This was the first work by David Constantine I ever read, and it remains one of my favourites. In this story, Mr and Mrs Mercer’s marriage is turned upside down when they receive a disconcerting piece of news: 60 years ago, before the couple married, Mr Mercer’s then-girlfriend, Katya, was killed in a hiking accident, but now her preserved body has been found in the ice of a melting Alpine glacier.
The prose is both mundane and otherworldly – the small murmurings of Mr and Mrs Mercer’s daily conversations merge into poetry, and lines like this have lodged themselves in my mind:
“whatever is in there behind the eyes or around the heart or wherever else it is, whatever it is that is not the husk of us will cease when the husk does but in the meantime never ages, does it?”

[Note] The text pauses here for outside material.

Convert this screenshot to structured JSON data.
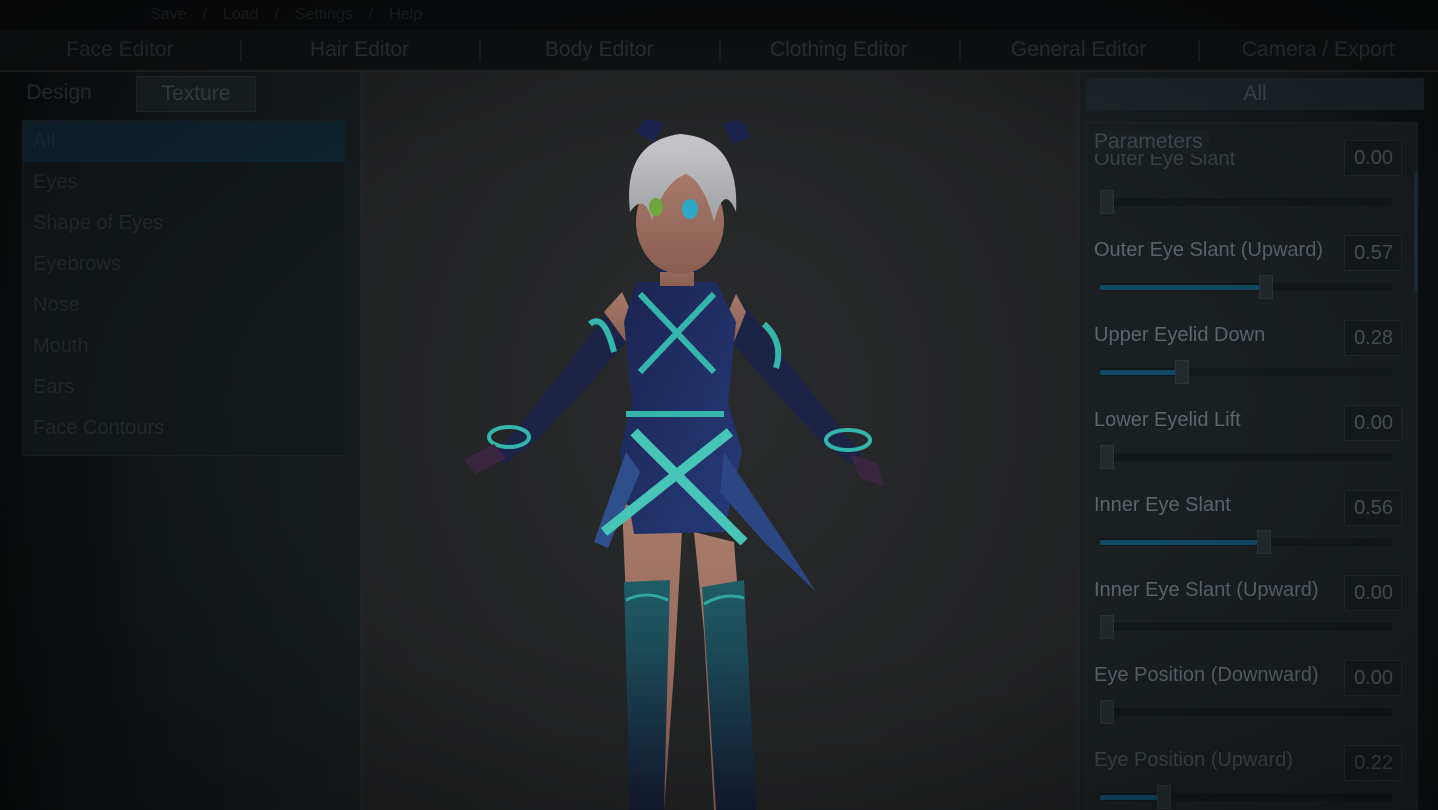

I always enjoy Constantine’s hypnotic stream-of-consciousness style, but ‘In Another Country’ is as much about the startling story itself as the telling of it. Years after I read this story, it dawned on me that it’s a reworking of James Joyce’s ‘The Dead’. And then I read ‘Unexpected Reunion’ by Johann Peter Hebel (apparently Franz Kafka’s favourite story), and I realised it’s a retelling of that, too. All of which is to say I am still turning this story over in mind and still seeing it in new ways, and it feels a bit like a living thing.